High-density plantings used in combination with dwarfing rootstocks add up to more trees per acre than in a traditional cherry orchard, and thus mean a much higher potential yield per acre, Lang says. That's countered by the need to reduce crop load to match the smaller leaf area and gain fruit size.
"In a well-managed orchard, there should be roughly equal yields," whatever the rootstock, he says.
Matching rootstocks with variety selections plays a big role, Long says. Precocious varieties such as Sweetheart, Lapins or Skeena require more management when matched with a precocious rootstock such as Gisela 6.
Gisela 6 produces trees not much smaller than Mazzard, but the semi-dwarfing rootstock responds better to hard pruning, making it easier to keep under control, he says.
In tests, the Sweetheart-Gisela 6 combination produced packouts with 76 percent of the fruit at 9 1/2-row or larger.
Mazzard may have produced slightly more of the large Sweetheart cherries, but over time the Gisela trees won out in total yields.
"The returns were probably greater over time with Gisela over the Mazzard," Long says. "And that's with the most difficult (rootstock-scion) combination."
While Tieton fared poorly in evaluations on Mazzard rootstock, it shined when combined with a dwarfing rootstock, Whiting says.
'No combination is necessarily better'
But, he cautions, "No combination is necessarily better. Some may require a little more management or a little less."
Other rootstock options include Gisela 3, 5 and 12, Edabriz, Weiroot 158 and 72, Krymsk 5 and 6, and an Oregon rootstock bred from Mazzard and Mahaleb dubbed Maxima 14.
Learn new management approaches
To ensure fruit size, growers must learn new management approaches, Whiting says.
You can't prune a tree on Gisela rootstock as if it were a Mazzard tree, he says.
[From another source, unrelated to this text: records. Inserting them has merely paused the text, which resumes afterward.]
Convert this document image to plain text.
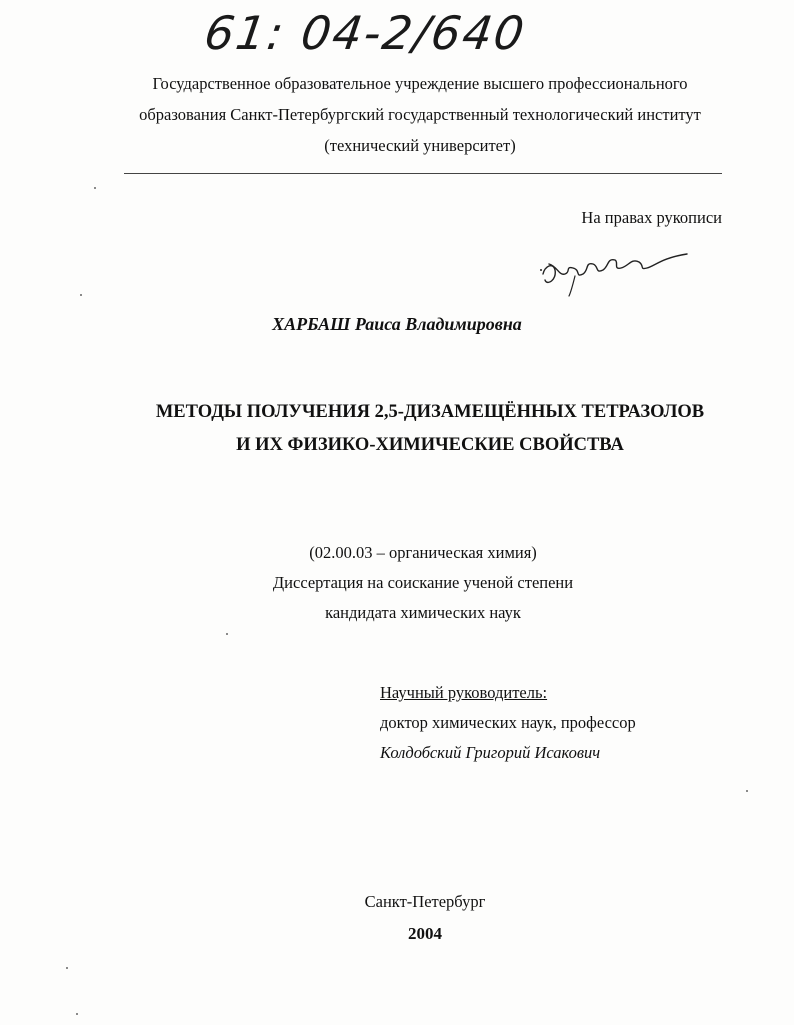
61: 04-2/640
Государственное образовательное учреждение высшего профессионального
образования Санкт-Петербургский государственный технологический институт
(технический университет)
На правах рукописи
ХАРБАШ Раиса Владимировна
МЕТОДЫ ПОЛУЧЕНИЯ 2,5-ДИЗАМЕЩЁННЫХ ТЕТРАЗОЛОВ
И ИХ ФИЗИКО-ХИМИЧЕСКИЕ СВОЙСТВА
(02.00.03 – органическая химия)
Диссертация на соискание ученой степени
кандидата химических наук
Научный руководитель:
доктор химических наук, профессор
Колдобский Григорий Исакович
Санкт-Петербург
2004
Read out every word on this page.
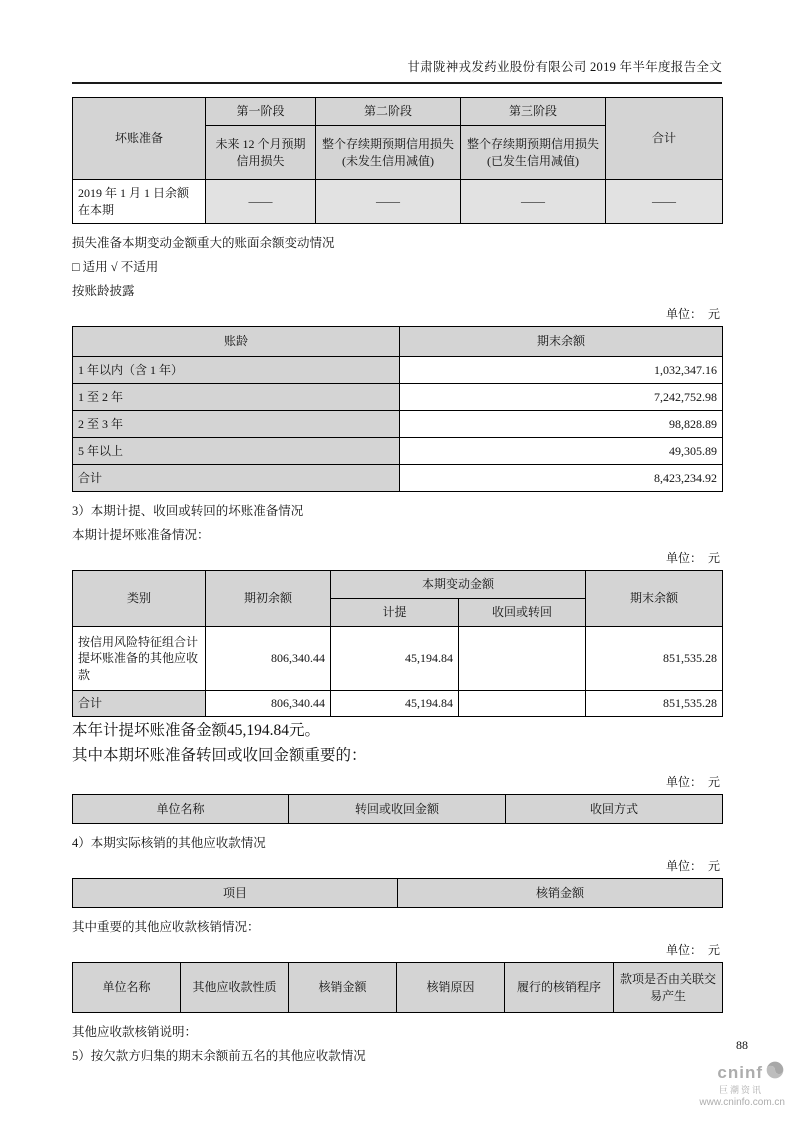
甘肃陇神戎发药业股份有限公司 2019 年半年度报告全文
坏账准备	第一阶段	第二阶段	第三阶段	合计
	未来 12 个月预期信用损失	整个存续期预期信用损失(未发生信用减值)	整个存续期预期信用损失(已发生信用减值)	
2019 年 1 月 1 日余额在本期	——	——	——	——
损失准备本期变动金额重大的账面余额变动情况
□ 适用 √ 不适用
按账龄披露
单位：  元
账龄	期末余额
1 年以内（含 1 年）	1,032,347.16
1 至 2 年	7,242,752.98
2 至 3 年	98,828.89
5 年以上	49,305.89
合计	8,423,234.92
3）本期计提、收回或转回的坏账准备情况
本期计提坏账准备情况：
单位：  元
类别	期初余额	本期变动金额		期末余额
		计提	收回或转回	
按信用风险特征组合计提坏账准备的其他应收款	806,340.44	45,194.84		851,535.28
合计	806,340.44	45,194.84		851,535.28
本年计提坏账准备金额45,194.84元。
其中本期坏账准备转回或收回金额重要的：
单位：  元
单位名称	转回或收回金额	收回方式
4）本期实际核销的其他应收款情况
单位：  元
项目	核销金额
其中重要的其他应收款核销情况：
单位：  元
单位名称	其他应收款性质	核销金额	核销原因	履行的核销程序	款项是否由关联交易产生
其他应收款核销说明：
5）按欠款方归集的期末余额前五名的其他应收款情况
88
cninf
巨潮资讯
www.cninfo.com.cn
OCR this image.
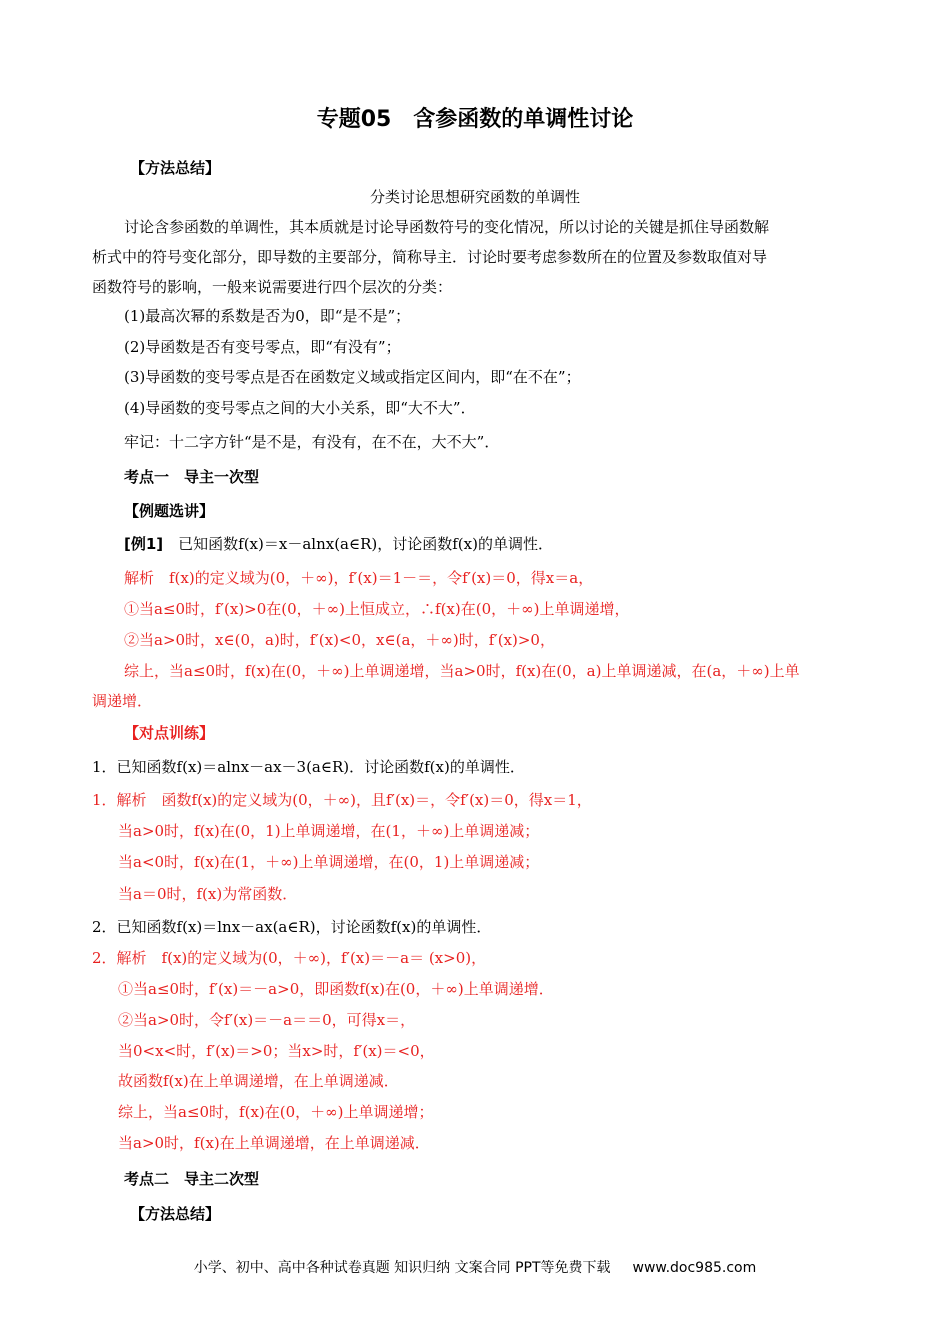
专题05　含参函数的单调性讨论
【方法总结】
分类讨论思想研究函数的单调性
讨论含参函数的单调性，其本质就是讨论导函数符号的变化情况，所以讨论的关键是抓住导函数解
析式中的符号变化部分，即导数的主要部分，简称导主．讨论时要考虑参数所在的位置及参数取值对导
函数符号的影响，一般来说需要进行四个层次的分类：
(1)最高次幂的系数是否为0，即“是不是”；
(2)导函数是否有变号零点，即“有没有”；
(3)导函数的变号零点是否在函数定义域或指定区间内，即“在不在”；
(4)导函数的变号零点之间的大小关系，即“大不大”．
牢记：十二字方针“是不是，有没有，在不在，大不大”．
考点一　导主一次型
【例题选讲】
[例1]　已知函数f(x)＝x－alnx(a∈R)，讨论函数f(x)的单调性．
解析　f(x)的定义域为(0，＋∞)，f′(x)＝1－＝，令f′(x)＝0，得x＝a，
①当a≤0时，f′(x)>0在(0，＋∞)上恒成立，∴f(x)在(0，＋∞)上单调递增，
②当a>0时，x∈(0，a)时，f′(x)<0，x∈(a，＋∞)时，f′(x)>0，
综上，当a≤0时，f(x)在(0，＋∞)上单调递增，当a>0时，f(x)在(0，a)上单调递减，在(a，＋∞)上单
调递增．
【对点训练】
1．已知函数f(x)＝alnx－ax－3(a∈R)．讨论函数f(x)的单调性．
1．解析　函数f(x)的定义域为(0，＋∞)，且f′(x)＝，令f′(x)＝0，得x＝1，
当a>0时，f(x)在(0，1)上单调递增，在(1，＋∞)上单调递减；
当a<0时，f(x)在(1，＋∞)上单调递增，在(0，1)上单调递减；
当a＝0时，f(x)为常函数．
2．已知函数f(x)＝lnx－ax(a∈R)，讨论函数f(x)的单调性．
2．解析　f(x)的定义域为(0，＋∞)，f′(x)＝－a＝ (x>0)，
①当a≤0时，f′(x)＝－a>0，即函数f(x)在(0，＋∞)上单调递增．
②当a>0时，令f′(x)＝－a＝＝0，可得x＝，
当0<x<时，f′(x)＝>0；当x>时，f′(x)＝<0，
故函数f(x)在上单调递增，在上单调递减．
综上，当a≤0时，f(x)在(0，＋∞)上单调递增；
当a>0时，f(x)在上单调递增，在上单调递减．
考点二　导主二次型
【方法总结】
小学、初中、高中各种试卷真题 知识归纳 文案合同 PPT等免费下载 www.doc985.com
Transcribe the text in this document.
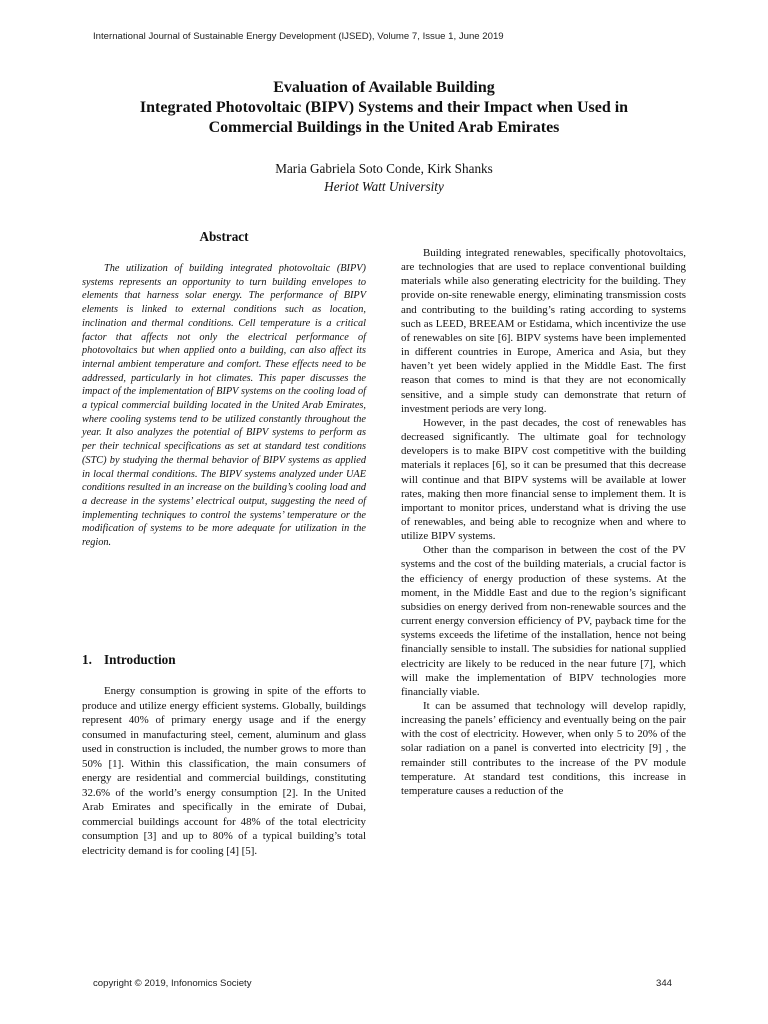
International Journal of Sustainable Energy Development (IJSED), Volume 7, Issue 1, June 2019
Evaluation of Available Building
Integrated Photovoltaic (BIPV) Systems and their Impact when Used in
Commercial Buildings in the United Arab Emirates
Maria Gabriela Soto Conde, Kirk Shanks
Heriot Watt University
Abstract
The utilization of building integrated photovoltaic (BIPV) systems represents an opportunity to turn building envelopes to elements that harness solar energy. The performance of BIPV elements is linked to external conditions such as location, inclination and thermal conditions. Cell temperature is a critical factor that affects not only the electrical performance of photovoltaics but when applied onto a building, can also affect its internal ambient temperature and comfort. These effects need to be addressed, particularly in hot climates. This paper discusses the impact of the implementation of BIPV systems on the cooling load of a typical commercial building located in the United Arab Emirates, where cooling systems tend to be utilized constantly throughout the year. It also analyzes the potential of BIPV systems to perform as per their technical specifications as set at standard test conditions (STC) by studying the thermal behavior of BIPV systems as applied in local thermal conditions. The BIPV systems analyzed under UAE conditions resulted in an increase on the building’s cooling load and a decrease in the systems’ electrical output, suggesting the need of implementing techniques to control the systems’ temperature or the modification of systems to be more adequate for utilization in the region.
1. Introduction
Energy consumption is growing in spite of the efforts to produce and utilize energy efficient systems. Globally, buildings represent 40% of primary energy usage and if the energy consumed in manufacturing steel, cement, aluminum and glass used in construction is included, the number grows to more than 50% [1]. Within this classification, the main consumers of energy are residential and commercial buildings, constituting 32.6% of the world’s energy consumption [2]. In the United Arab Emirates and specifically in the emirate of Dubai, commercial buildings account for 48% of the total electricity consumption [3] and up to 80% of a typical building’s total electricity demand is for cooling [4] [5].

Building integrated renewables, specifically photovoltaics, are technologies that are used to replace conventional building materials while also generating electricity for the building. They provide on-site renewable energy, eliminating transmission costs and contributing to the building’s rating according to systems such as LEED, BREEAM or Estidama, which incentivize the use of renewables on site [6]. BIPV systems have been implemented in different countries in Europe, America and Asia, but they haven’t yet been widely applied in the Middle East. The first reason that comes to mind is that they are not economically sensitive, and a simple study can demonstrate that return of investment periods are very long.

However, in the past decades, the cost of renewables has decreased significantly. The ultimate goal for technology developers is to make BIPV cost competitive with the building materials it replaces [6], so it can be presumed that this decrease will continue and that BIPV systems will be available at lower rates, making then more financial sense to implement them. It is important to monitor prices, understand what is driving the use of renewables, and being able to recognize when and where to utilize BIPV systems.

Other than the comparison in between the cost of the PV systems and the cost of the building materials, a crucial factor is the efficiency of energy production of these systems. At the moment, in the Middle East and due to the region’s significant subsidies on energy derived from non-renewable sources and the current energy conversion efficiency of PV, payback time for the systems exceeds the lifetime of the installation, hence not being financially sensible to install. The subsidies for national supplied electricity are likely to be reduced in the near future [7], which will make the implementation of BIPV technologies more financially viable.

It can be assumed that technology will develop rapidly, increasing the panels’ efficiency and eventually being on the pair with the cost of electricity. However, when only 5 to 20% of the solar radiation on a panel is converted into electricity [9] , the remainder still contributes to the increase of the PV module temperature. At standard test conditions, this increase in temperature causes a reduction of the

copyright © 2019, Infonomics Society	344
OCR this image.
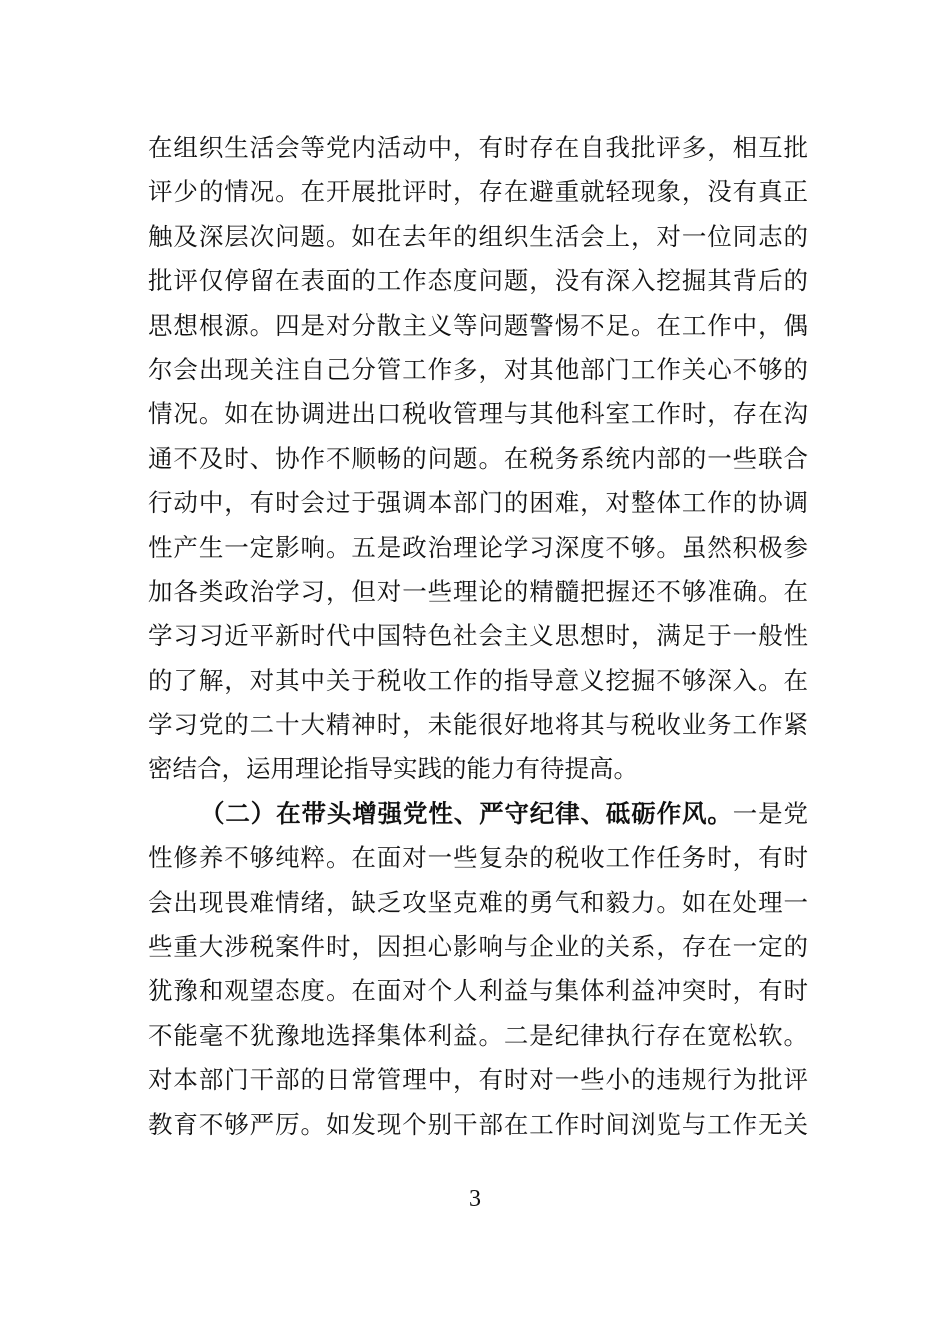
在组织生活会等党内活动中，有时存在自我批评多，相互批
评少的情况。在开展批评时，存在避重就轻现象，没有真正
触及深层次问题。如在去年的组织生活会上，对一位同志的
批评仅停留在表面的工作态度问题，没有深入挖掘其背后的
思想根源。四是对分散主义等问题警惕不足。在工作中，偶
尔会出现关注自己分管工作多，对其他部门工作关心不够的
情况。如在协调进出口税收管理与其他科室工作时，存在沟
通不及时、协作不顺畅的问题。在税务系统内部的一些联合
行动中，有时会过于强调本部门的困难，对整体工作的协调
性产生一定影响。五是政治理论学习深度不够。虽然积极参
加各类政治学习，但对一些理论的精髓把握还不够准确。在
学习习近平新时代中国特色社会主义思想时，满足于一般性
的了解，对其中关于税收工作的指导意义挖掘不够深入。在
学习党的二十大精神时，未能很好地将其与税收业务工作紧
密结合，运用理论指导实践的能力有待提高。
（二）在带头增强党性、严守纪律、砥砺作风。一是党
性修养不够纯粹。在面对一些复杂的税收工作任务时，有时
会出现畏难情绪，缺乏攻坚克难的勇气和毅力。如在处理一
些重大涉税案件时，因担心影响与企业的关系，存在一定的
犹豫和观望态度。在面对个人利益与集体利益冲突时，有时
不能毫不犹豫地选择集体利益。二是纪律执行存在宽松软。
对本部门干部的日常管理中，有时对一些小的违规行为批评
教育不够严厉。如发现个别干部在工作时间浏览与工作无关
3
Instead, he recommends plenty of heading cuts and limiting shoot growth to remove future fruit sites.
At the same time, growers should plant trees closer together and prune aggressively. Leaving more space and allowing the trees to grow vigorously to fill in the gaps only produces more fruit sites and leads to a large crop of small fruit, he says.
Deficit irrigation is another way to control vigor, but not one Lang recommends. "I'd rather work with the tree instead of fighting its natural tendencies," he says.